A nickel-based superalloy which also exhibits long-time structural stability and low swelling under nuclear radiation conditions is described in related Application Ser. No. 917,832, assigned to the same assignee. Although this related alloy has less nickel and somewhat poorer physical properties than this invention, this related alloy has a much lower neutron cross-section and can be used as fuel cladding or structural elements within the reactor core generally, whereas in-reactor usage of the alloy of this invention is limited to uses such as control element assemblies where low neutron cross-section is not required.
The present invention relates to nickel-based superalloys.
A typical prior art alloy is described in U.S. Pat. No. 3,160,500, issued to Eiselstein. It discloses nickel-chromium base alloys which have a good combination of mechanical properties over a wide range of temperature. Specifically, the aforesaid patent discloses a nickel-based alloy having a weight percent composition of about 55-62 nickel, 7-11 molybdenum, 3-4.5 columbium, 20-24 chromium, up to 8 tungsten, not more than 0.1 carbon, up to 0.05 silicon, up to 0.05 manganese, up to 0.015 boron, not more than 0.4 of aluminum and titanium, and the balance essentially iron, with the iron content not exceeding about 20% of the alloy. Inconel 625 is a commercial embodiment of the above Eiselstein patent.
The alloy described in U.S. Pat. No. 3,046,108, also issued to Eiselstein, has a nominal composition of about 53 nickel, 19 chromium, 3 molybdenum, 5 niobium, 0.2 silicon, 0.2 manganese, 0.9 titanium, 0.45 aluminum, 0.04 carbon and the balance essentially iron. These Eiselstein patents are similar in some respects, but the second teaches, for example, much lower molybdenum.
While the mechanical properties at high temperatures of alloys such as those described above are suitable for many purposes, such alloys are generally difficult to weld and, tend to swell when subjected to nuclear radiation.
It has been discovered that nickel-based superalloys having a combination of high strength, high stability and high weldability can be obtained by the use of certain critical narrow ranges of composition. Especially critical are the concentrations of titanium, niobium, aluminum and molybdenum. Further, certain zirconium and boron concentrations protect the grain boundaries and therefore tend to reduce swelling under nuclear irradiation.
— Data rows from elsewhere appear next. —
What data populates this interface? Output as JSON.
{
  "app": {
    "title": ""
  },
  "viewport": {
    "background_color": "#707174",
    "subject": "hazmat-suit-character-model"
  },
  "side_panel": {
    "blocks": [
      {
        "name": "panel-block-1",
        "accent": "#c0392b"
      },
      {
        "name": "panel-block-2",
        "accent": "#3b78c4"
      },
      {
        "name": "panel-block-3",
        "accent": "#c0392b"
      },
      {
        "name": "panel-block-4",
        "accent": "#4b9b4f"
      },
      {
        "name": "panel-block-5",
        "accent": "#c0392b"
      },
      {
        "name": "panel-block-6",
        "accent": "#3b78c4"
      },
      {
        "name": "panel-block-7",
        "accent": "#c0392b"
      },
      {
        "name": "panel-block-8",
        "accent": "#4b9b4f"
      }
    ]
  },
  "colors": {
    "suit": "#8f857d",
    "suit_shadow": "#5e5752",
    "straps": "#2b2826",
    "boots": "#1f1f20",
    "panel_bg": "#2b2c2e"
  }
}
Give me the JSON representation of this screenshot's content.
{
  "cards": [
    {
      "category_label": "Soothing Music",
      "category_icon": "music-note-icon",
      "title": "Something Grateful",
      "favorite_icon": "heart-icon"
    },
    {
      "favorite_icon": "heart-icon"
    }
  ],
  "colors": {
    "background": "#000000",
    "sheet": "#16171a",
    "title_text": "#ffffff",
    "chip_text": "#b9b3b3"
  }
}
Silicon also reduces the swelling from nuclear irradiation and, contrary to the prior art, silicon is preferably used amounts greater than 1/2%.
Specifically, the alloy of this invention consists essentially of (by weight percent) 57-63 nickel, 7-18 chromium, 4-6 molybdenum, 1-2 niobium, 0.2-0.8 (and preferably more than 0.5) silicon, 0.1-0.05 zirconium, 1-2.5 titanium, 1-2.5 aluminum, 0.02-0.06 carbon, 0.002-0.015 boron and the balance essentially iron, with the iron content being 10-20.
This invention was made in the course of, or under, a contract with the U.S. Department of Energy.